Sunday, June 14, 2009

Mears Garden news- Spring week 12- June 14, 2009

As I bid spring a farewell it is time to reflect a little, thinking about what went right and what went wrong. Along the way I can think what I learned. Sometimes that can lead to what I plan for the future. One of the features of a blog is that you can go back to March and read the posts and look at the pictures.
Actually I never know how much you really want to read my musings, as opposed to simply looking at pictures. Why don’t I show you some pictures and then muse away.

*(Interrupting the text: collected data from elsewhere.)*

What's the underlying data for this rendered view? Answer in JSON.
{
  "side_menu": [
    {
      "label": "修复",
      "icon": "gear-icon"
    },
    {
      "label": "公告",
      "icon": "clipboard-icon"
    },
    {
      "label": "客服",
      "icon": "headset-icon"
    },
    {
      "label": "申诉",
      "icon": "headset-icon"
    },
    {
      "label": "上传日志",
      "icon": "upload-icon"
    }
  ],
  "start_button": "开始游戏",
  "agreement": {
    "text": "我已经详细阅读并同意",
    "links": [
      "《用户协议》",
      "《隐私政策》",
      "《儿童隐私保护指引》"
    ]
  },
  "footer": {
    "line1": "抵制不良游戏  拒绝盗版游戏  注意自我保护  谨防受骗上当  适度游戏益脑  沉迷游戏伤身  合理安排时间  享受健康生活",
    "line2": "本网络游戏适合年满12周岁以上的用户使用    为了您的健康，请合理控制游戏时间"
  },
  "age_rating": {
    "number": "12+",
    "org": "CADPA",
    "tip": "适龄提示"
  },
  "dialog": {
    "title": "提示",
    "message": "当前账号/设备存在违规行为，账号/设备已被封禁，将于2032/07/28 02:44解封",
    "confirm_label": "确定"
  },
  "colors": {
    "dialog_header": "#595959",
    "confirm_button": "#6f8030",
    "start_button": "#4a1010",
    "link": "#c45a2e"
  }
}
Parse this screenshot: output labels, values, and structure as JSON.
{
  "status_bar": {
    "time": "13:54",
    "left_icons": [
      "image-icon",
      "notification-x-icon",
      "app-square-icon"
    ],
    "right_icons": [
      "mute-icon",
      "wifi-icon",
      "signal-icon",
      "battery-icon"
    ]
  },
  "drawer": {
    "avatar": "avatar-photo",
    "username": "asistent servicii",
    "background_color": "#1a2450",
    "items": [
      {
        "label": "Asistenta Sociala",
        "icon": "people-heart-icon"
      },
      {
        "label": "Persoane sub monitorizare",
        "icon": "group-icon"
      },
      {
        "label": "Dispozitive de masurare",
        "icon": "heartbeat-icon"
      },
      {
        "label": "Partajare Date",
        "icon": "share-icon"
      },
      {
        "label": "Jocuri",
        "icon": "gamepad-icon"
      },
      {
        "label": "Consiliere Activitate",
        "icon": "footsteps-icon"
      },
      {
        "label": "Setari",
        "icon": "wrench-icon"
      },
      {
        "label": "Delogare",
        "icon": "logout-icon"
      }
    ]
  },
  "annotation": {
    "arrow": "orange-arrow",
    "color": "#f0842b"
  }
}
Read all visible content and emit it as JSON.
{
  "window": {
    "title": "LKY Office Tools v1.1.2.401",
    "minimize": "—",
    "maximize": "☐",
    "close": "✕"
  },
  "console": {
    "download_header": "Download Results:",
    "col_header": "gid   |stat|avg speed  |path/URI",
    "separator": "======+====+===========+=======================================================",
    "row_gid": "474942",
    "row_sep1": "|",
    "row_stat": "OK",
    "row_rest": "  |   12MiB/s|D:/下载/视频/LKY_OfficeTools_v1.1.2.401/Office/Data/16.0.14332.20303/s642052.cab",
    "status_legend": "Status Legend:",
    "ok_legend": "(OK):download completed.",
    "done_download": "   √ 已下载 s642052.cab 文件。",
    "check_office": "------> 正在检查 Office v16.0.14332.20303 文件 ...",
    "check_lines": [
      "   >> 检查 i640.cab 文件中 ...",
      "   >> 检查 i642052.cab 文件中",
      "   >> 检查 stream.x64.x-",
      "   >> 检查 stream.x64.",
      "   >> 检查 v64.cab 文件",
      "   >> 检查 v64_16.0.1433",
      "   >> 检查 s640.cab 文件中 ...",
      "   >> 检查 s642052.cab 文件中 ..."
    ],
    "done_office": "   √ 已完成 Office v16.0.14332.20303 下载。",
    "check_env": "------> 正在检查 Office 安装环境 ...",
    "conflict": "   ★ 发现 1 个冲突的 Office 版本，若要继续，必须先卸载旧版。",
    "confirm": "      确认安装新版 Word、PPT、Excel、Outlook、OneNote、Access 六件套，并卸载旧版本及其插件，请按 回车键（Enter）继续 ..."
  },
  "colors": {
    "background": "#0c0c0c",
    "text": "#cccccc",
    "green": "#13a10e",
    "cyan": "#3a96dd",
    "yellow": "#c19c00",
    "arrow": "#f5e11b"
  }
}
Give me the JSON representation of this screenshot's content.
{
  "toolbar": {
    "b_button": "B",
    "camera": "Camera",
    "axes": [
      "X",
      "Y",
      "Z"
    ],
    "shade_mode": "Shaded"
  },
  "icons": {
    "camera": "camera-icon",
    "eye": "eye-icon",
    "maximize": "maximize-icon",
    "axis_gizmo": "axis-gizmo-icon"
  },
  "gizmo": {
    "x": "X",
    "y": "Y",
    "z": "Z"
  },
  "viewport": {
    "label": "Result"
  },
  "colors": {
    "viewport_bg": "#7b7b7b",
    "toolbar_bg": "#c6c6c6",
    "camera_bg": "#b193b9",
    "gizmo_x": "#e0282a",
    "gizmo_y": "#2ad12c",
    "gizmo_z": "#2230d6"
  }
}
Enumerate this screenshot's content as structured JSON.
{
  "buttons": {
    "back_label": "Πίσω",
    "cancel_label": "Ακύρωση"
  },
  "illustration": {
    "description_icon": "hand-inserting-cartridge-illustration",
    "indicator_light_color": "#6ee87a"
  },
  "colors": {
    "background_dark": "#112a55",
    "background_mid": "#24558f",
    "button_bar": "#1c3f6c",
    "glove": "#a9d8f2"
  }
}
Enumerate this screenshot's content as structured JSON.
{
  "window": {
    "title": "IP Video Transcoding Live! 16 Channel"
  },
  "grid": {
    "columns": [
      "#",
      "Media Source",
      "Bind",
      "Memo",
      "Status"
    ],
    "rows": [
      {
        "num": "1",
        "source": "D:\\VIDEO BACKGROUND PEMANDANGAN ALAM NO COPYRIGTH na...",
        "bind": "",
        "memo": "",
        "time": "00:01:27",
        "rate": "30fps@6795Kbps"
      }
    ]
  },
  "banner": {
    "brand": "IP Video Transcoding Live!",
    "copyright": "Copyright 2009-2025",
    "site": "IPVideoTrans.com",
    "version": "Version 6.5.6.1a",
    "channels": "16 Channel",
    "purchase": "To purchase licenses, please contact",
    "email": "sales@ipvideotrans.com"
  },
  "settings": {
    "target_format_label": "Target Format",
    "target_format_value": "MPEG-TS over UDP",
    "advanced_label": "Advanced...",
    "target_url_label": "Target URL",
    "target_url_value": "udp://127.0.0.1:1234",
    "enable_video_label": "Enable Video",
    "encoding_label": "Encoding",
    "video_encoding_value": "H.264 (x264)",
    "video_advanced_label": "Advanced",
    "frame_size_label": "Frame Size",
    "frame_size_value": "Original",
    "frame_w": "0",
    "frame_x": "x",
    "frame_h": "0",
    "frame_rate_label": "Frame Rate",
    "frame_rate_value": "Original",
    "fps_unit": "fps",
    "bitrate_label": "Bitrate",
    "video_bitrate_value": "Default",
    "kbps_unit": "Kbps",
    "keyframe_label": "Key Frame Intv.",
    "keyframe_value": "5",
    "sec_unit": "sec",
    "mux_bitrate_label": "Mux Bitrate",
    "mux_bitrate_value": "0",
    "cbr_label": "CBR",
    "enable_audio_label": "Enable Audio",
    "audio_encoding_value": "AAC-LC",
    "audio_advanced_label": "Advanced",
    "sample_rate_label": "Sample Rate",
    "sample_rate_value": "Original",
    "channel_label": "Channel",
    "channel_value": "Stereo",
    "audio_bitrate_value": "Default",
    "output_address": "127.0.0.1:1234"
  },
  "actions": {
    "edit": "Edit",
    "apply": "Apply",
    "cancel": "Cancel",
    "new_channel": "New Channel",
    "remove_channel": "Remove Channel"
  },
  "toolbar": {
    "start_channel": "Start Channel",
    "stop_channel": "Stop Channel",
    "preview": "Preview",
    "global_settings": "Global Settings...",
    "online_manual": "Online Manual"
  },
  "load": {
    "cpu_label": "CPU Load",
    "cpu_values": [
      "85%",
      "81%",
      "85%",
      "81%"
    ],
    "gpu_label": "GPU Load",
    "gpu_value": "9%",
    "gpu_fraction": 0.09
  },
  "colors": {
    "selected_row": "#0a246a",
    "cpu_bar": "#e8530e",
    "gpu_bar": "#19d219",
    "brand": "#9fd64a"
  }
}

Here is a columbine. I enjoy columbine. At the same time I find columbine not a real reliable perennial. Maybe they can be coxed back a second year. And then maybe they will send out seeds. But they can be started from seed inside and if planted one year they should come back a second year. They are really quite variable in shapes and colors.

This is one of the Iceland poppies, grown from seed. You may see an Iceland poppy each week for a while. I have this nice little clump that should give pictures for several weeks. I do find that they burn out in the hot weather, so I treat them like annuals.

Pink orchid cactus!!! It turned out that I do have a piece of the one that was stolen. See post from July 27, 2008. This particular plant had not bloomed for me before, so its color was a mystery. This plant can really stop traffic, which of course led to its downfall last summer.

This last picture is a Japanese iris. I have pieces of this variety throughout the garden. It blooms just about the exact same time everywhere.

In last week’s poll you preferred the white poppy.
This week’s poll should be interesting.
So let me muse about the garden spring.

In reflecting on the Spring a place to start is to remember what kind of spring it was.
It was a cool spring, staying cool right into June. At the same time there was no really killing frost that I can remember after the middle of April. As a cool Spring bulbs lasted quite a while, and certain plants like lupine were around for a long time.
What was good:
Winter aconite is just about the best way to start the spring. They are inexpensive. Just plant 50 a year for 5 years and you will have a good start. At some point they will start to spread on their own.
Dogtooth violets, erythonium, are on my get- more list. The variety I liked this year was Pagoda, but I think there are many more varieties to try.

Bluebells are good but several things should be kept in mind. First big daffodils make for a great companion. Tahiti was a variety that timed its blooms about right. White lion or Acropolis should do the same. Big hosta also make for good companions. Second, there are places that bluebells will crowd other stuff out. There really can be too many bluebells. But you should just identify those areas and pot up any bluebells that come up there.

Little bearded iris are just about the best. See the May 3, 2009 post. I really should divide them to keep their vigor. Of course the downside there is that you wind up with a whole lot of little iris.

I should get more Korean Fairy Bells. Of course like the Pagoda erythonium, the question will be how will they come back the next year.

Allium bulgaricum was in fact something that did come back the second year. I should get more. See picture on May 31 post.

Starting California poppies inside worked. I had established plants to go in places where the seeds would have taken way too long. Actually I should start some seeds July first and see if I can get a September crop.
What did not work?

Keeping the calla lilies in the garage when the temperature outside got to -25. Toast. Time to start over on the calla lilies.

Bringing the clivia outside too early. Those plants sunburned something fierce. They will be quite happy on the porch if they have to come outside. It just takes one 2-3 hour period to ruin many leaves for the rest of the year.

But now is the time to get this post up and running. I will talk more about plans next week. Here are some bonus pictures. The hosta is Pandora's Box and it is just about the cutest mini hosta I have ever seen. That is a regular sized hellebore behind it.
The lilies are called Lollipop. The two pictures give you a good contrast between a picture of a single flower and a picture of the group. The blue flower is a clematis that would like to get vigorous but hasn't done that yet.

Did I mention that the daylily stalks are looking real good so far?



Miriam said...

I appreciate your musings. It helps me have some idea what to do in my own garden.

Judith said...

Agreed, I enjoy the musings. Partly for what I could do if I gardened, partly because it's so distinctively your voice.

Pat O'Conner said...

That poppy is the most wonderful shade of peachy-apricot that I've ever seen. Looks good enough to eat!
What do you do about the awful-looking foliage once your poppies are finished blooming?

philip Mears said...

Pat- The poppy in the picture is an Iceland poppy. It will rebloom until the heat gets to it in July. The foliage is rather attractive till it dies. You may be thinking of the foliage of the Oriental poppy which shrivels almost immediately after it blooms. I cut that foliage off when it is done. That is nowhere near as long as daffodil foliage lasts. You should avoid the drug detection machines after you have been handling the old plants.